Absa Bank Kenya has announced the exit of Managing Director and Chief Executive Officer Abdi Mohamed after three years at the helm, with Chief Finance Officer Yusuf Omari taking over as interim CEO pending the appointment of a substantive replacement.

The leadership change comes as the lender faces mounting scrutiny over customer dissatisfaction, operational challenges and questions about its internal controls.

While Absa has maintained its position as one of Kenya's largest banks, its public image has increasingly been shaped by recurring customer complaints.

Across social media platforms, consumers have repeatedly accused the bank of poor customer service, delayed resolution of disputed transactions, frozen accounts, slow response times and prolonged system-related inconveniences.

Many customers have complained that resolving simple banking issues often requires repeated follow-ups, leaving them frustrated with the lender's service standards.

The bank has also found itself battling reputational damage arising from insider fraud cases that have exposed weaknesses in its internal control environment.
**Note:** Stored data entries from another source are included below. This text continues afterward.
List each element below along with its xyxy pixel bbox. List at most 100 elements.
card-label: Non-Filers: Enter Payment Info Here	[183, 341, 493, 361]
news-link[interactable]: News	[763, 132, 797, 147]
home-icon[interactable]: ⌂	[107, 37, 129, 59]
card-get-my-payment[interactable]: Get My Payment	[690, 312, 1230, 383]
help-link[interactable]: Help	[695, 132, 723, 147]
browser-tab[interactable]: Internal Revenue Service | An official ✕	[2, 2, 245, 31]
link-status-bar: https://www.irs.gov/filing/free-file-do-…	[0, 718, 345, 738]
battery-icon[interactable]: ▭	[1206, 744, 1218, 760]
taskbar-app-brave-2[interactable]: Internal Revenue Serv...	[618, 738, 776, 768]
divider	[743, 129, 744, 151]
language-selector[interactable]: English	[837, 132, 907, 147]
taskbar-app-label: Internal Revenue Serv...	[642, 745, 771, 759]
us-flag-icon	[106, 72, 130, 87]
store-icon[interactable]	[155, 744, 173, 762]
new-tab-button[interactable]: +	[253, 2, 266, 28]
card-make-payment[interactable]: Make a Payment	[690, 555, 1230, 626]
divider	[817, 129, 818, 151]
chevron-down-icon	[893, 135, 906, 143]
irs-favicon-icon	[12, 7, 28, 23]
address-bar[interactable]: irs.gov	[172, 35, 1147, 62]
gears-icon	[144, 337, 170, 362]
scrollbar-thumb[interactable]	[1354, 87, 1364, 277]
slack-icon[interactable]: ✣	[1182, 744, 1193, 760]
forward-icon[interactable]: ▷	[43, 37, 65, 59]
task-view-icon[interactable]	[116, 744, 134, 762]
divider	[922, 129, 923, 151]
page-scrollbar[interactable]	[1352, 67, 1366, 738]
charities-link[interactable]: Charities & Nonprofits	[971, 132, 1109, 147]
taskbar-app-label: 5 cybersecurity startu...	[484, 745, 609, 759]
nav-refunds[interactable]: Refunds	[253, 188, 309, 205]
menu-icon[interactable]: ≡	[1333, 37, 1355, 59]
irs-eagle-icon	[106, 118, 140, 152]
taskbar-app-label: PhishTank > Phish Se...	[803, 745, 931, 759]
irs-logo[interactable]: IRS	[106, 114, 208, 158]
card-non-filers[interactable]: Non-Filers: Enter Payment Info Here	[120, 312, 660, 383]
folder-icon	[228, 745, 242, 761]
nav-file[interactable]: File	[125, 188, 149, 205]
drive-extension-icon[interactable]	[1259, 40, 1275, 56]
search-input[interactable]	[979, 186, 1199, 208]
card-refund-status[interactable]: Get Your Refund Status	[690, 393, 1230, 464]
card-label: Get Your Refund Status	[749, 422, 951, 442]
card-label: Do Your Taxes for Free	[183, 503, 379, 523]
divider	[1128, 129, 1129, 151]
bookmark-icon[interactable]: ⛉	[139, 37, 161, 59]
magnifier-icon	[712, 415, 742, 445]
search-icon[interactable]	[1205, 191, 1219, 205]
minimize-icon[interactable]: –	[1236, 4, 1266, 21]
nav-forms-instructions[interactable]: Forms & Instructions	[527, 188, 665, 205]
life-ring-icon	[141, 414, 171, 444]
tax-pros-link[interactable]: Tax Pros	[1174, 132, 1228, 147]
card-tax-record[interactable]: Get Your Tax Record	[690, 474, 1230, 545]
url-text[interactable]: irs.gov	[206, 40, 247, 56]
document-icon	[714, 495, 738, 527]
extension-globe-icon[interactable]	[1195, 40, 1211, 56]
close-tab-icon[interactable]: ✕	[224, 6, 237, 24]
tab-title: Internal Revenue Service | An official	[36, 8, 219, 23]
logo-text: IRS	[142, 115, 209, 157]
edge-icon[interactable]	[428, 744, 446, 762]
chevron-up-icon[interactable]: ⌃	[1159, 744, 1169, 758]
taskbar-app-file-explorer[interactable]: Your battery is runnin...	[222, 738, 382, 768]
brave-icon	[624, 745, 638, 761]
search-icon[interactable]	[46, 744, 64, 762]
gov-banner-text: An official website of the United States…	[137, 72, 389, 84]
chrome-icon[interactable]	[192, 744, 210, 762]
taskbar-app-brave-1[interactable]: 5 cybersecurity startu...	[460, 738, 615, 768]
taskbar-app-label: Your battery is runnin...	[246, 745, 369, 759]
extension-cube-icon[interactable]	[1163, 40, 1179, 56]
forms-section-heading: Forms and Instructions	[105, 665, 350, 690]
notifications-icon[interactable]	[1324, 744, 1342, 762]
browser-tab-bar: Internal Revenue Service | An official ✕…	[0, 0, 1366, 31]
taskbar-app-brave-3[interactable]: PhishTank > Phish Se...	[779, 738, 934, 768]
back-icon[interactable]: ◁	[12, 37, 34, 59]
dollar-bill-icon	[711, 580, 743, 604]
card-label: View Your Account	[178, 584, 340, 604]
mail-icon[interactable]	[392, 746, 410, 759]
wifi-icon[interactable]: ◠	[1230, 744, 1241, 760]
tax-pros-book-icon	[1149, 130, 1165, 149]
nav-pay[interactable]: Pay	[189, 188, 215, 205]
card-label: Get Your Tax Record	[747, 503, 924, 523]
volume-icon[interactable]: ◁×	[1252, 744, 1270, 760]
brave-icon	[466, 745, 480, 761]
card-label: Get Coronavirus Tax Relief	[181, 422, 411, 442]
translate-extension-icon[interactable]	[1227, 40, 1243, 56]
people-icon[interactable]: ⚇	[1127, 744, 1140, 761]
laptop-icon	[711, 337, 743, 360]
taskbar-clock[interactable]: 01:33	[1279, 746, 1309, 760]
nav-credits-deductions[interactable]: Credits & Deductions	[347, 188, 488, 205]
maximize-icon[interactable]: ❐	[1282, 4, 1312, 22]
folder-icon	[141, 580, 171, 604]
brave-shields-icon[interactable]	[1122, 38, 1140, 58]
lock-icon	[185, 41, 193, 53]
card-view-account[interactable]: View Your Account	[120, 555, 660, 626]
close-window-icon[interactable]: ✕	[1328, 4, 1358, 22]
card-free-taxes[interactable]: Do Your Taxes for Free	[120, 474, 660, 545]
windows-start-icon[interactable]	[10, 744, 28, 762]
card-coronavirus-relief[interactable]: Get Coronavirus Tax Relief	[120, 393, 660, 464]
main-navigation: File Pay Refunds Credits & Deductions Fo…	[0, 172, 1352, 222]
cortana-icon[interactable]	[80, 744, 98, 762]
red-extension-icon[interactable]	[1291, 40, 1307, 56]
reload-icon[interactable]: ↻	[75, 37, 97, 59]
Over the years, employees have been implicated in alleged fraudulent schemes involving customer accounts and unauthorised transactions, raising concerns about how effectively the institution detects and prevents insider abuse.

Such incidents have fueled public concern that customers face risks not only from external cybercriminals but also from individuals entrusted with safeguarding their finances.

The leadership transition also follows a period of internal restructuring. Earlier this year, Absa spent approximately KSh717 million on a voluntary separation programme that saw dozens of employees leave the bank as it sought to reshape its workforce.

The exercise came amid an aggressive digital transformation strategy, but critics have questioned whether the focus on efficiency has come at the expense of customer experience.

Abdi Mohamed leaves office at a time when the bank's first-quarter 2026 profit declined by nearly 14 percent, reflecting pressure on both interest and non-interest income despite continued investment in new revenue streams.

For Yusuf Omari, who now serves as interim CEO, the immediate challenge extends beyond financial performance. He inherits an institution whose reputation has increasingly been tested by public complaints about service delivery, concerns about insider fraud, and growing customer demands for greater accountability.

Whether the leadership change signals a genuine turnaround or simply represents a change of faces at the top remains to be seen.

For many customers who say they have endured delayed service, unresolved complaints and repeated frustrations, confidence in the bank is likely to depend less on a new chief executive and more on whether the institution can demonstrate measurable improvements in how it serves and protects its customers.